Si basa su questo concetto semplice ma potente “Per distrazione dal male quotidiano” il libro di poesie di Salvatore Falvo, presentato nell’ambito della Rassegna culturale “Fagianella InConTra- quando i libri parlano”.
“Non si tratta di negare le difficoltà, ma di trovare la bellezza, la verità- ha detto l’autore. La poesia non nega il dolore, ma lo distrae, lo sposta dal centro dell’attenzione, non per dimenticarlo, ma per osservarlo da una prospettiva nuova, più umana e meno opprimente. La poesia non ci salva, ha sottolineato Falvo- ma ci offre il tempo per respirare. E in quel respiro, c’è la possibilità di ricominciare”.
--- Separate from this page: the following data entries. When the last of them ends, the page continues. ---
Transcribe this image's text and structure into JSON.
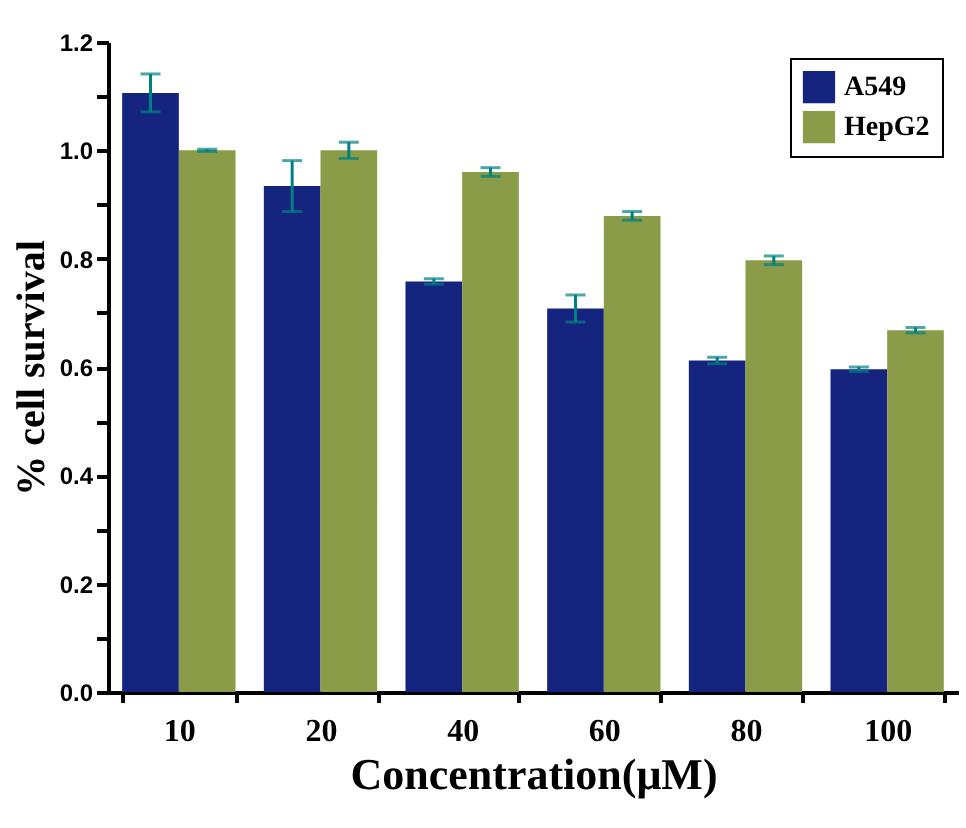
{
  "chart_data": {
    "type": "bar",
    "xlabel": "Concentration(μM)",
    "ylabel": "% cell survival",
    "categories": [
      "10",
      "20",
      "40",
      "60",
      "80",
      "100"
    ],
    "series": [
      {
        "name": "A549",
        "color": "#14247f",
        "values": [
          1.106,
          0.934,
          0.758,
          0.708,
          0.612,
          0.596
        ],
        "errors": [
          0.035,
          0.047,
          0.005,
          0.025,
          0.006,
          0.004
        ]
      },
      {
        "name": "HepG2",
        "color": "#8a9c48",
        "values": [
          1.0,
          1.0,
          0.96,
          0.879,
          0.797,
          0.668
        ],
        "errors": [
          0.002,
          0.015,
          0.008,
          0.008,
          0.008,
          0.005
        ]
      }
    ],
    "ylim": [
      0,
      1.2
    ],
    "yticks": [
      {
        "value": 0,
        "label": "0.0"
      },
      {
        "value": 0.1,
        "label": null
      },
      {
        "value": 0.2,
        "label": "0.2"
      },
      {
        "value": 0.3,
        "label": null
      },
      {
        "value": 0.4,
        "label": "0.4"
      },
      {
        "value": 0.5,
        "label": null
      },
      {
        "value": 0.6,
        "label": "0.6"
      },
      {
        "value": 0.7,
        "label": null
      },
      {
        "value": 0.8,
        "label": "0.8"
      },
      {
        "value": 0.9,
        "label": null
      },
      {
        "value": 1.0,
        "label": "1.0"
      },
      {
        "value": 1.1,
        "label": null
      },
      {
        "value": 1.2,
        "label": "1.2"
      }
    ],
    "grid": false,
    "legend": "top right"
  }
}
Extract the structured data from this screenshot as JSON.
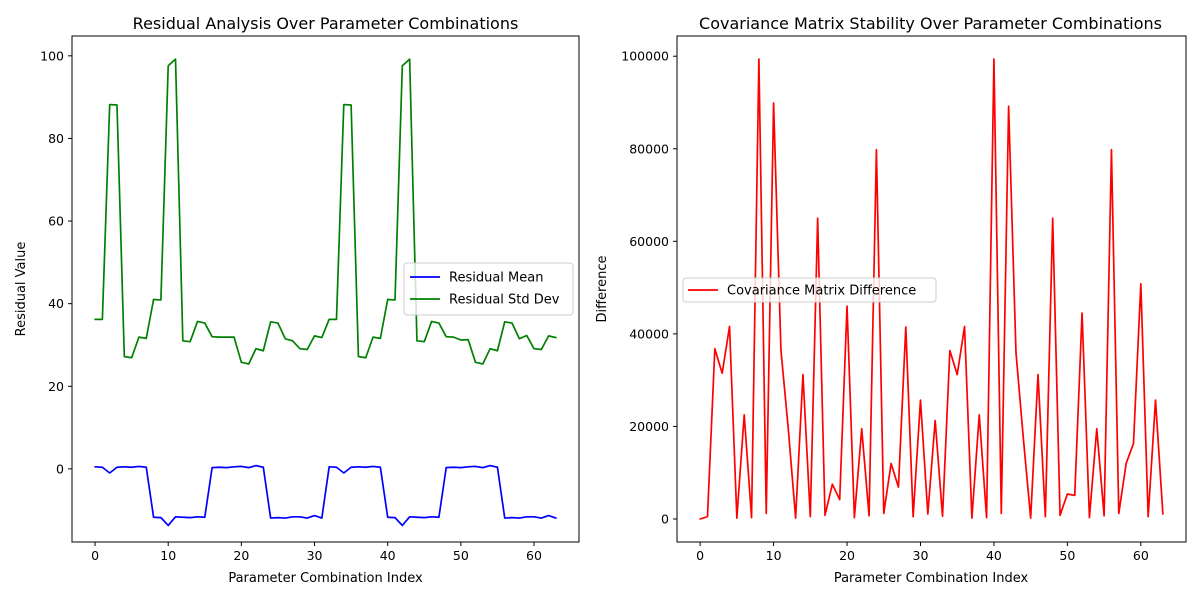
{
  "chart_data": [
    {
      "type": "line",
      "title": "Residual Analysis Over Parameter Combinations",
      "xlabel": "Parameter Combination Index",
      "ylabel": "Residual Value",
      "xlim": [
        -3.15,
        66.15
      ],
      "ylim": [
        -17.7,
        104.8
      ],
      "xticks": [
        0,
        10,
        20,
        30,
        40,
        50,
        60
      ],
      "yticks": [
        0,
        20,
        40,
        60,
        80,
        100
      ],
      "legend_position": "center right",
      "grid": false,
      "series": [
        {
          "name": "Residual Mean",
          "color": "#0000ff",
          "values": [
            0.5,
            0.4,
            -1.0,
            0.4,
            0.5,
            0.4,
            0.6,
            0.4,
            -11.7,
            -11.8,
            -13.7,
            -11.6,
            -11.7,
            -11.8,
            -11.6,
            -11.7,
            0.3,
            0.4,
            0.3,
            0.5,
            0.6,
            0.3,
            0.8,
            0.4,
            -11.9,
            -11.8,
            -11.9,
            -11.6,
            -11.6,
            -11.9,
            -11.3,
            -11.9,
            0.5,
            0.4,
            -1.0,
            0.4,
            0.5,
            0.4,
            0.6,
            0.4,
            -11.7,
            -11.8,
            -13.7,
            -11.6,
            -11.7,
            -11.8,
            -11.6,
            -11.7,
            0.3,
            0.4,
            0.3,
            0.5,
            0.6,
            0.3,
            0.8,
            0.4,
            -11.9,
            -11.8,
            -11.9,
            -11.6,
            -11.6,
            -11.9,
            -11.3,
            -11.9
          ]
        },
        {
          "name": "Residual Std Dev",
          "color": "#008000",
          "values": [
            36.2,
            36.2,
            88.2,
            88.1,
            27.2,
            26.9,
            31.9,
            31.6,
            41.0,
            40.9,
            97.6,
            99.2,
            31.0,
            30.8,
            35.7,
            35.3,
            32.0,
            31.9,
            31.9,
            31.9,
            25.8,
            25.4,
            29.1,
            28.6,
            35.6,
            35.3,
            31.5,
            31.0,
            29.1,
            28.9,
            32.2,
            31.8,
            36.2,
            36.2,
            88.2,
            88.1,
            27.2,
            26.9,
            31.9,
            31.6,
            41.0,
            40.9,
            97.6,
            99.2,
            31.0,
            30.8,
            35.7,
            35.3,
            32.0,
            31.9,
            31.2,
            31.3,
            25.8,
            25.4,
            29.1,
            28.6,
            35.6,
            35.3,
            31.5,
            32.3,
            29.1,
            28.9,
            32.2,
            31.8
          ]
        }
      ]
    },
    {
      "type": "line",
      "title": "Covariance Matrix Stability Over Parameter Combinations",
      "xlabel": "Parameter Combination Index",
      "ylabel": "Difference",
      "xlim": [
        -3.15,
        66.15
      ],
      "ylim": [
        -4970,
        104370
      ],
      "xticks": [
        0,
        10,
        20,
        30,
        40,
        50,
        60
      ],
      "yticks": [
        0,
        20000,
        40000,
        60000,
        80000,
        100000
      ],
      "legend_position": "center left",
      "grid": false,
      "series": [
        {
          "name": "Covariance Matrix Difference",
          "color": "#ff0000",
          "values": [
            0,
            500,
            36800,
            31500,
            41600,
            200,
            22500,
            300,
            99400,
            1200,
            89900,
            36500,
            19500,
            200,
            31200,
            500,
            65000,
            800,
            7500,
            4200,
            46000,
            300,
            19500,
            700,
            79800,
            1200,
            12000,
            6900,
            41500,
            500,
            25700,
            1100,
            21300,
            600,
            36400,
            31200,
            41600,
            200,
            22500,
            300,
            99400,
            1200,
            89200,
            36000,
            17500,
            200,
            31200,
            500,
            65000,
            800,
            5400,
            5100,
            44500,
            300,
            19500,
            700,
            79800,
            1200,
            12000,
            16300,
            50800,
            500,
            25700,
            1100
          ]
        }
      ]
    }
  ]
}
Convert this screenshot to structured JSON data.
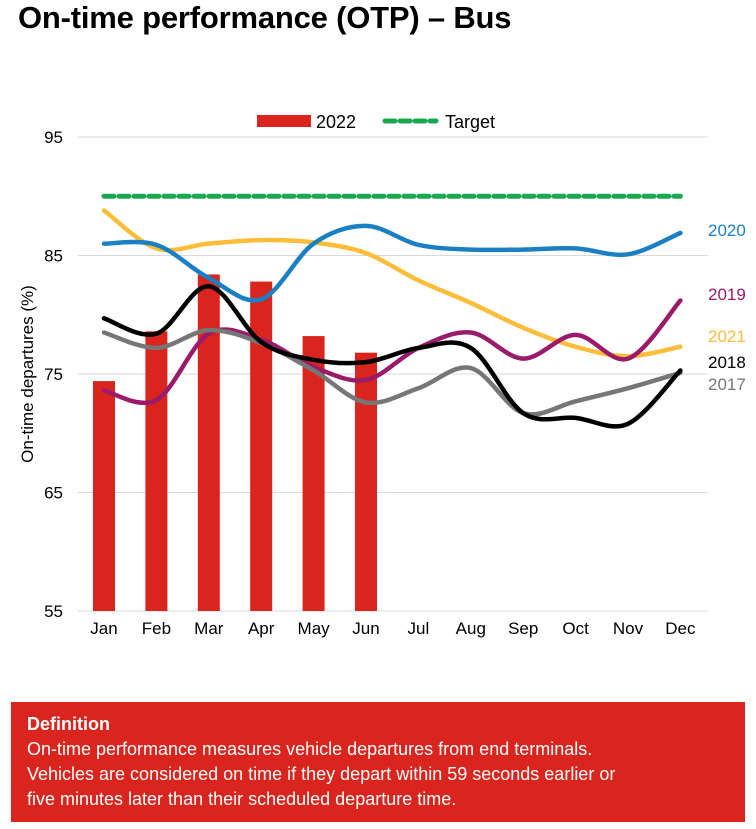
{
  "title": "On-time performance (OTP) – Bus",
  "colors": {
    "bar": "#d9251d",
    "target": "#18a84f",
    "2017": "#767676",
    "2018": "#000000",
    "2019": "#9b1b6b",
    "2020": "#1b7fc4",
    "2021": "#fbbd3a"
  },
  "chart_data": {
    "type": "bar",
    "title": "On-time performance (OTP) – Bus",
    "xlabel": "",
    "ylabel": "On-time departures (%)",
    "ylim": [
      55,
      95
    ],
    "yticks": [
      55,
      65,
      75,
      85,
      95
    ],
    "grid": true,
    "legend_position": "top-center",
    "legend": [
      {
        "label": "2022",
        "kind": "bar"
      },
      {
        "label": "Target",
        "kind": "dashed-line"
      }
    ],
    "categories": [
      "Jan",
      "Feb",
      "Mar",
      "Apr",
      "May",
      "Jun",
      "Jul",
      "Aug",
      "Sep",
      "Oct",
      "Nov",
      "Dec"
    ],
    "bars": {
      "name": "2022",
      "values": [
        74.4,
        78.6,
        83.4,
        82.8,
        78.2,
        76.8,
        null,
        null,
        null,
        null,
        null,
        null
      ]
    },
    "target": {
      "name": "Target",
      "value": 90
    },
    "series": [
      {
        "name": "2020",
        "label_position": "right",
        "values": [
          86.0,
          85.9,
          83.1,
          81.3,
          86.0,
          87.5,
          85.9,
          85.5,
          85.5,
          85.6,
          85.1,
          86.9
        ]
      },
      {
        "name": "2019",
        "label_position": "right",
        "values": [
          73.6,
          72.8,
          78.4,
          77.9,
          75.6,
          74.5,
          77.2,
          78.5,
          76.3,
          78.3,
          76.3,
          81.2
        ]
      },
      {
        "name": "2021",
        "label_position": "right",
        "values": [
          88.8,
          85.6,
          86.0,
          86.3,
          86.1,
          85.2,
          82.9,
          81.0,
          78.9,
          77.3,
          76.5,
          77.3
        ]
      },
      {
        "name": "2018",
        "label_position": "right",
        "values": [
          79.7,
          78.4,
          82.4,
          77.7,
          76.2,
          76.0,
          77.2,
          77.2,
          71.7,
          71.3,
          70.8,
          75.3
        ]
      },
      {
        "name": "2017",
        "label_position": "right",
        "values": [
          78.5,
          77.2,
          78.7,
          77.6,
          75.3,
          72.6,
          73.8,
          75.5,
          71.7,
          72.7,
          73.8,
          75.1
        ]
      }
    ]
  },
  "definition": {
    "heading": "Definition",
    "lines": [
      "On-time performance measures vehicle departures from end terminals.",
      "Vehicles are considered on time if they depart within 59 seconds earlier or",
      "five minutes later than their scheduled departure time."
    ]
  }
}
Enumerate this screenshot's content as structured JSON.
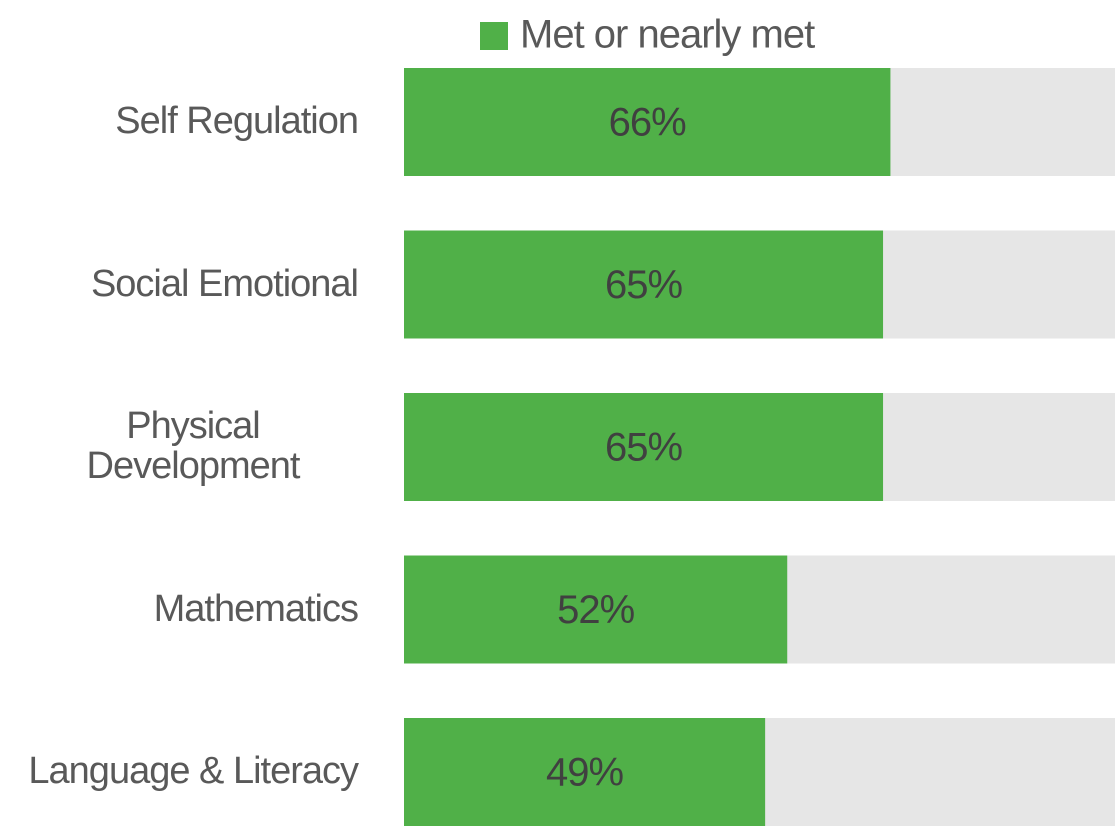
{
  "chart_data": {
    "type": "bar",
    "orientation": "horizontal",
    "categories": [
      "Self Regulation",
      "Social Emotional",
      "Physical Development",
      "Mathematics",
      "Language & Literacy"
    ],
    "series": [
      {
        "name": "Met or nearly met",
        "color": "#50b048",
        "values": [
          66,
          65,
          65,
          52,
          49
        ],
        "value_labels": [
          "66%",
          "65%",
          "65%",
          "52%",
          "49%"
        ]
      }
    ],
    "xlim": [
      0,
      100
    ],
    "legend": "top"
  }
}
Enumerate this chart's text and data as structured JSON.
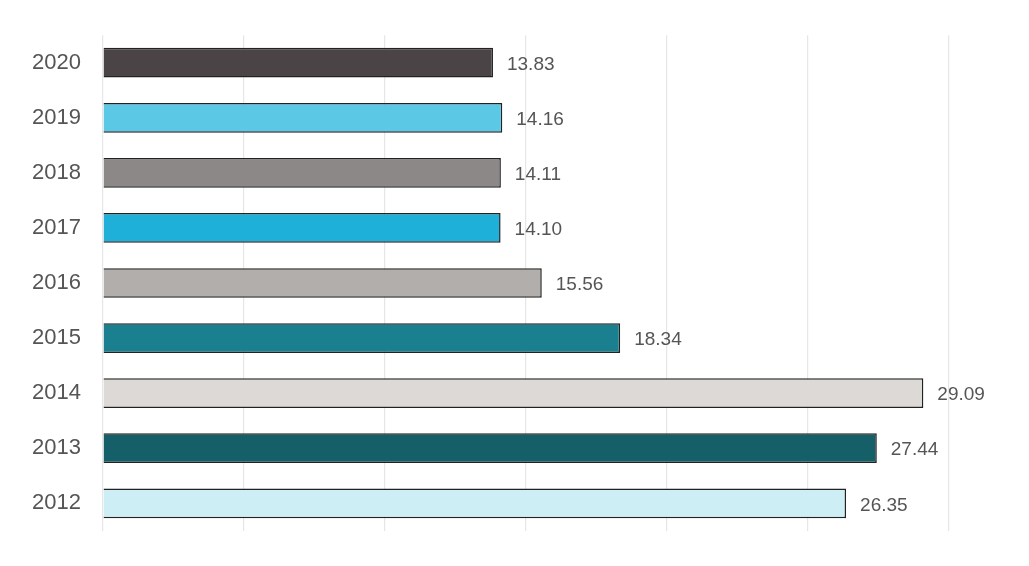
{
  "chart_data": {
    "type": "bar",
    "orientation": "horizontal",
    "categories": [
      "2020",
      "2019",
      "2018",
      "2017",
      "2016",
      "2015",
      "2014",
      "2013",
      "2012"
    ],
    "values": [
      13.83,
      14.16,
      14.11,
      14.1,
      15.56,
      18.34,
      29.09,
      27.44,
      26.35
    ],
    "colors": [
      "#4a4446",
      "#5bc8e6",
      "#8c8887",
      "#1eb0d8",
      "#b1aeac",
      "#1a7f8e",
      "#dcd9d7",
      "#155f68",
      "#cdeef4"
    ],
    "value_labels": [
      "13.83",
      "14.16",
      "14.11",
      "14.10",
      "15.56",
      "18.34",
      "29.09",
      "27.44",
      "26.35"
    ],
    "xticks": [
      {
        "value": 0,
        "label": null
      },
      {
        "value": 5,
        "label": null
      },
      {
        "value": 10,
        "label": null
      },
      {
        "value": 15,
        "label": null
      },
      {
        "value": 20,
        "label": null
      },
      {
        "value": 25,
        "label": null
      },
      {
        "value": 30,
        "label": null
      }
    ],
    "grid": "x",
    "tick_labels": "y",
    "legend": false
  }
}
“Con i suoi versi, ha sottolineato Lorenzo Gambatesa curatore e coordinatore della Rassegna Fagianella InConTra , Falvo si muove con maestria tra le ombre della quotidianità dolorosa. Il male quotidiano che ci circonda, spesso invisibile o anestetizzato è la luce che egli stesso riesce a generare attraverso il linguaggio. come una distrazione che, paradossalmente, ci riporta all’essenza più vera e profonda dell’essere”.
Dopo i saluti del presidente del circolo, Biagio Prisco, e l’introduzione di Adriana Spina Annecchini, Mariagiulia Romano nel suo intervento ha messo in evidenza “quanto la voce dell’autore sia potente e al tempo stesso delicata, capace di trasformare il banale in straordinario e l’ombra in luce”.
La serata è stata arricchita dalla voce di Mariella Perifano che ha declamato alcune poesie facendo vivere l’emozione dei versi di Salvatore Falvo.